Can do single core but temps can get high running just one - use the low priority switch too.
 
How do I do a low priority switch? I cant find anything in Handbrakes preferences...

I think they mean to change the PID to a higher number (to give a lower priority). I don't know how well this works with HandBrake. No matter how much it is willing to yield to other processes, it's still going to use 100% of whatever is left over when doing an HD encode.

Another thing you can do, though, is try this:
http://www.willnolan.com/cputhrottle/cputhrottle.html

Specifically, here is what you would do...

1) Download (to your desktop if you want to follow the rest of these instructions to the letter).

2) Unzip if your browser didn't already do it for you.

3) Make executable--Open terminal and type:
chmod +x desktop/cputhrottle

(Obviously, steps one through three are only required the first time.)

4) Launch Handbrake.

5) Open Activity Monitor to see what PID Handbrake is using this time.

6) Go back to terminal and type:
sudo desktop/cputhrottle XXXX 300

(Replace XXXX with HandBrake's PID. I'm suggesting 300% just because it's something that works well for me when I want to run HandBrake in the distant background and still have plenty of CPU power left over for other things.
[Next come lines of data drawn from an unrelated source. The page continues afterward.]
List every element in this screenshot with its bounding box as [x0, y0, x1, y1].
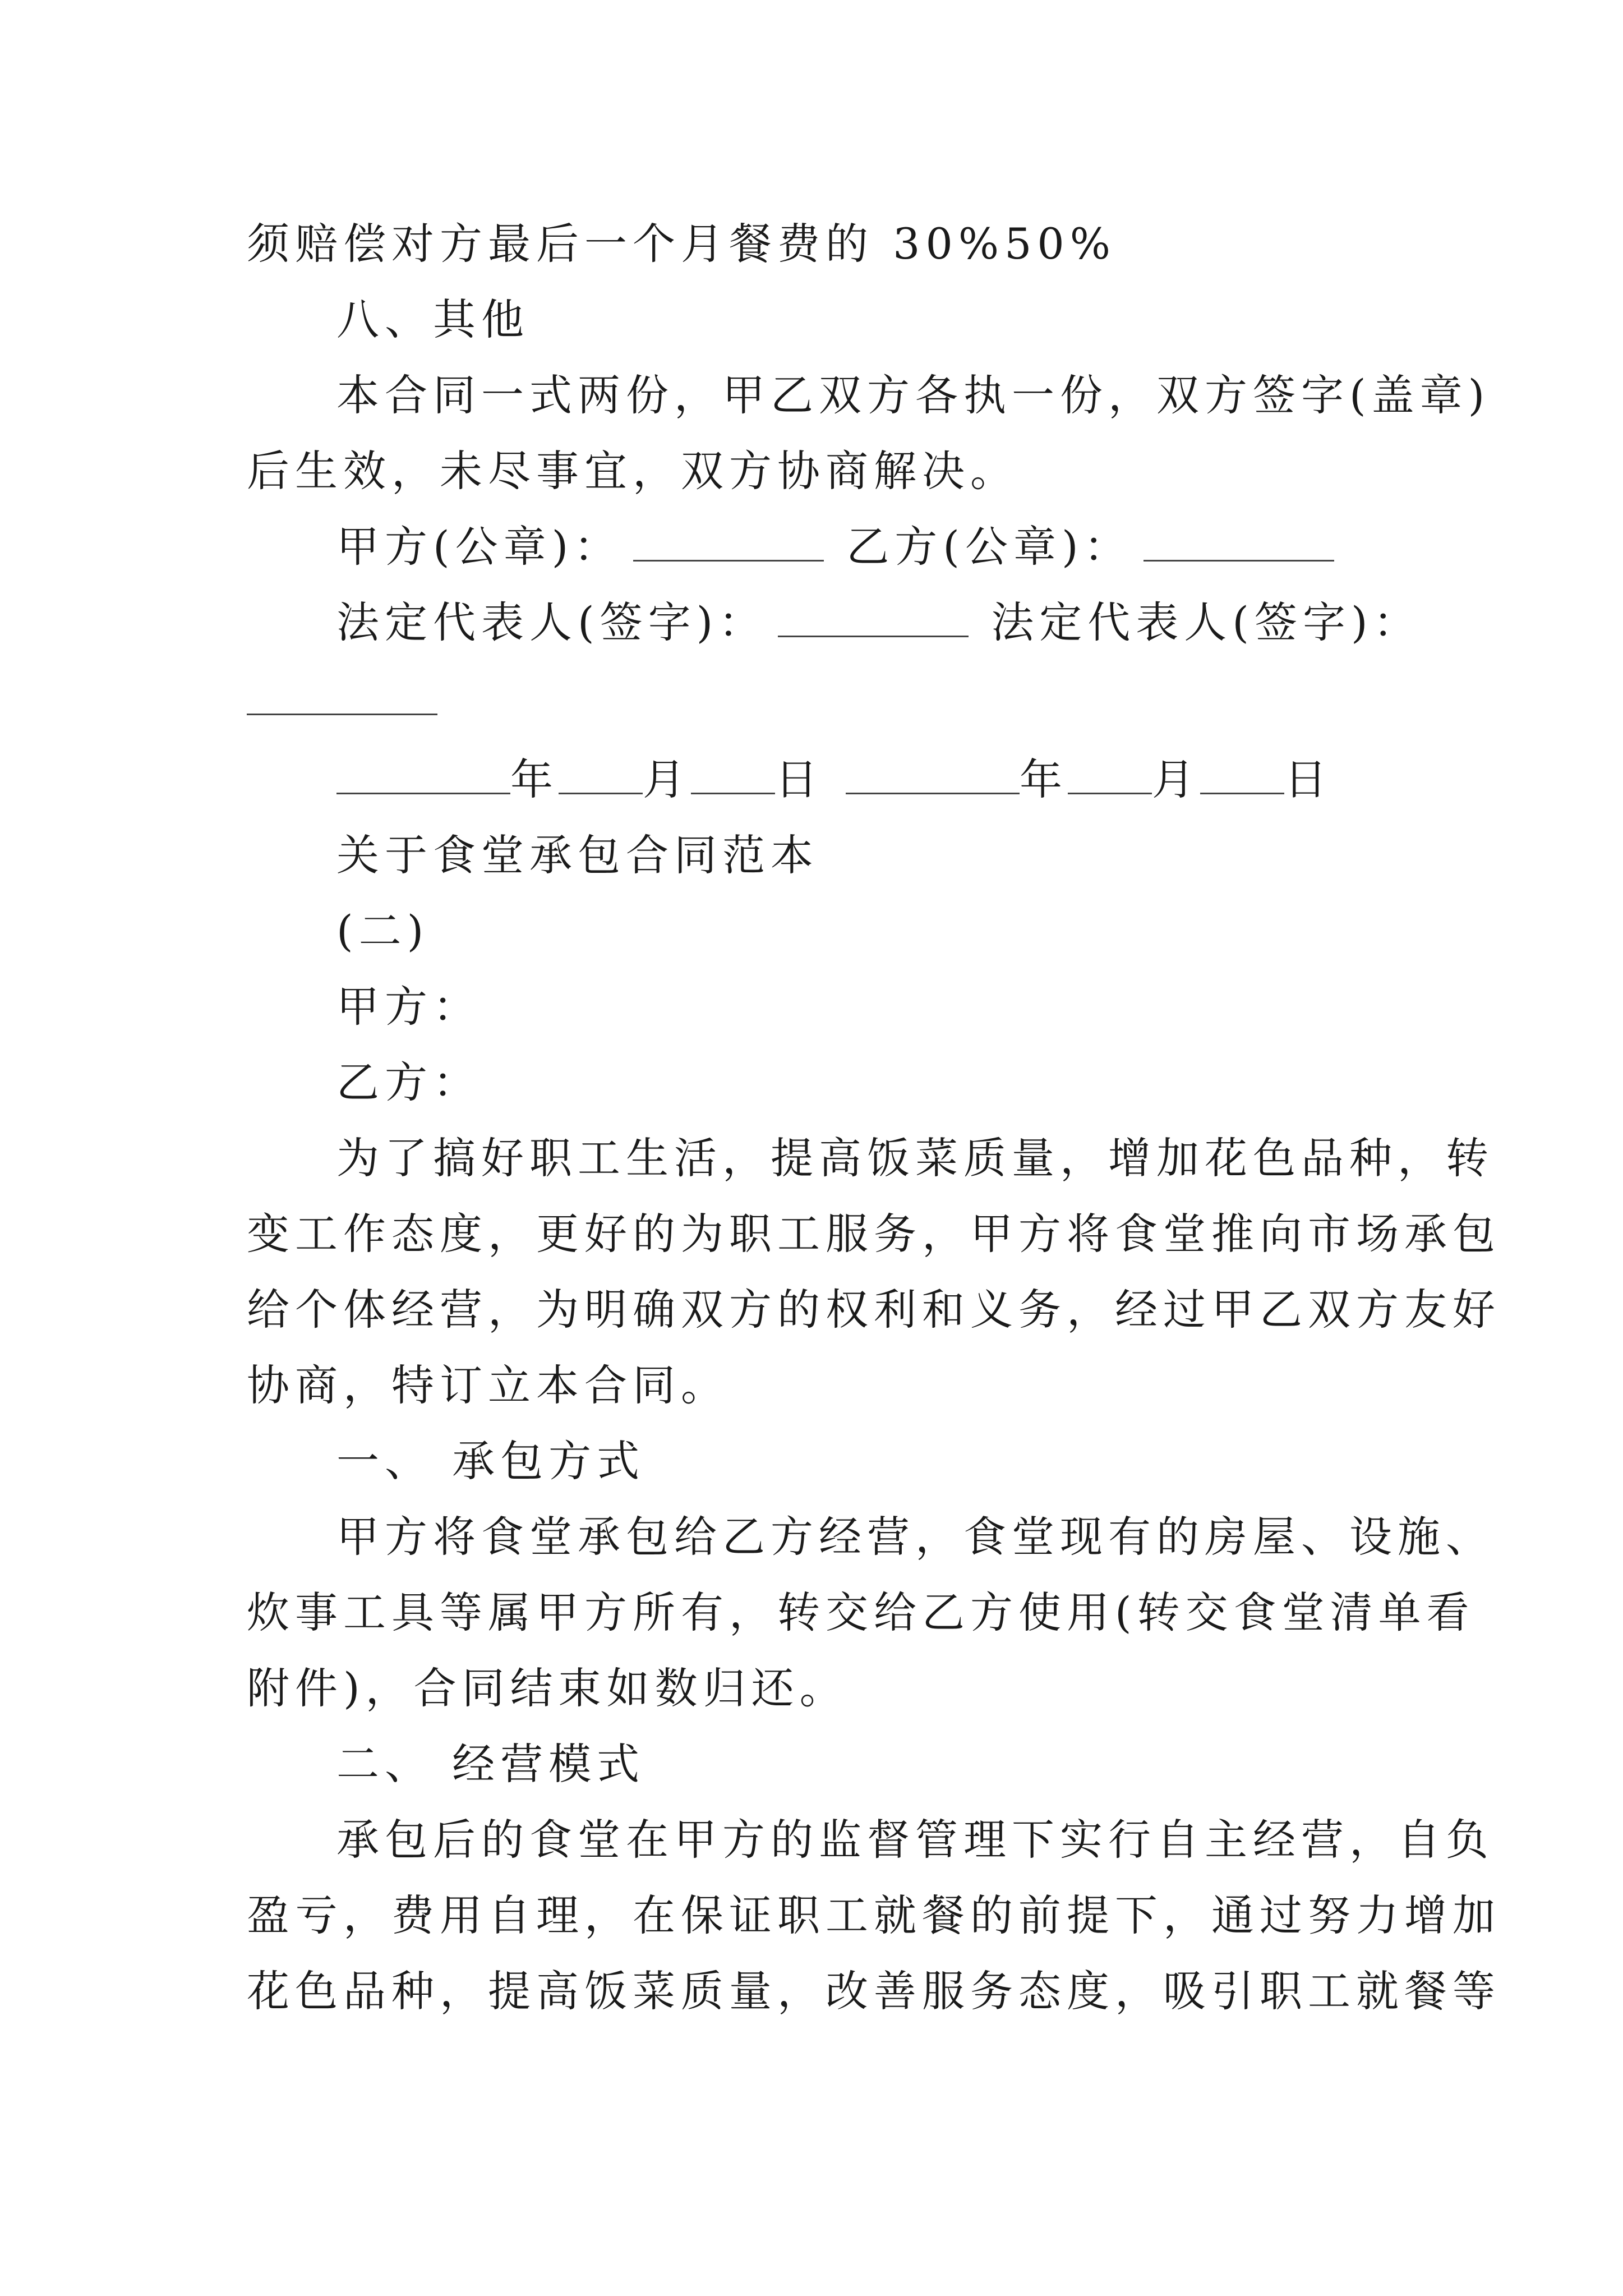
section-heading: 一、 承包方式 [336, 1436, 645, 1486]
party-b-label: 乙方： [336, 1057, 481, 1107]
text-line: 盈亏，费用自理，在保证职工就餐的前提下，通过努力增加 [247, 1890, 1501, 1940]
year-blank-a [336, 753, 510, 794]
legal-rep-row [336, 595, 1422, 651]
text-line: 为了搞好职工生活，提高饭菜质量，增加花色品种，转 [336, 1133, 1494, 1183]
date-row [336, 752, 1332, 808]
legal-rep-b-blank [247, 714, 437, 715]
day-label-b: 日 [1284, 754, 1332, 804]
party-b-seal-blank [1144, 521, 1334, 562]
party-a-label: 甲方： [336, 982, 481, 1032]
section-number: (二) [336, 906, 430, 956]
year-blank-b [846, 753, 1020, 794]
year-label-b: 年 [1020, 754, 1068, 804]
text-line: 须赔偿对方最后一个月餐费的 30%50% [247, 219, 1117, 269]
month-blank-b [1068, 753, 1152, 794]
year-label-a: 年 [510, 754, 559, 804]
party-b-seal-label: 乙方(公章)： [846, 522, 1132, 572]
month-label-b: 月 [1152, 754, 1200, 804]
text-line: 协商，特订立本合同。 [247, 1360, 729, 1410]
party-a-seal-label: 甲方(公章)： [336, 522, 623, 572]
day-blank-b [1200, 753, 1284, 794]
text-line: 承包后的食堂在甲方的监督管理下实行自主经营，自负 [336, 1815, 1494, 1865]
seal-row [336, 519, 1334, 575]
text-line: 甲方将食堂承包给乙方经营，食堂现有的房屋、设施、 [336, 1512, 1494, 1562]
text-line: 附件)，合同结束如数归还。 [247, 1663, 848, 1713]
text-line: 变工作态度，更好的为职工服务，甲方将食堂推向市场承包 [247, 1209, 1501, 1259]
party-a-seal-blank [633, 521, 824, 562]
day-blank-a [691, 753, 775, 794]
text-line: 花色品种，提高饭菜质量，改善服务态度，吸引职工就餐等 [247, 1966, 1501, 2016]
legal-rep-a-label: 法定代表人(签字)： [336, 597, 767, 647]
text-line: 给个体经营，为明确双方的权利和义务，经过甲乙双方友好 [247, 1285, 1501, 1335]
text-line: 本合同一式两份，甲乙双方各执一份，双方签字(盖章) [336, 370, 1491, 420]
section-title: 关于食堂承包合同范本 [336, 830, 819, 880]
section-heading: 八、其他 [336, 295, 529, 344]
month-label-a: 月 [643, 754, 691, 804]
legal-rep-a-blank [778, 596, 969, 637]
text-line: 后生效，未尽事宜，双方协商解决。 [247, 446, 1018, 496]
section-heading: 二、 经营模式 [336, 1739, 645, 1789]
day-label-a: 日 [775, 754, 823, 804]
month-blank-a [559, 753, 643, 794]
text-line: 炊事工具等属甲方所有，转交给乙方使用(转交食堂清单看 [247, 1588, 1475, 1637]
legal-rep-b-label: 法定代表人(签字)： [991, 597, 1422, 647]
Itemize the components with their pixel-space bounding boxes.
Experiment to see what meets your needs. Keep in mind that 800% is how the system thinks of the maximum potential of an eight threaded CPU.)

Even when you give HandBrake the lowest priority it still creates lag and makes things feel sluggish if you're doing anything other than web browsing. To me, it's well worth a few keystrokes to get things exactly the way you want. For me, setting HandBrake to use 300% leaves enough CPU headroom to make Photoshop feel perfectly normal. You might like doing it this way too.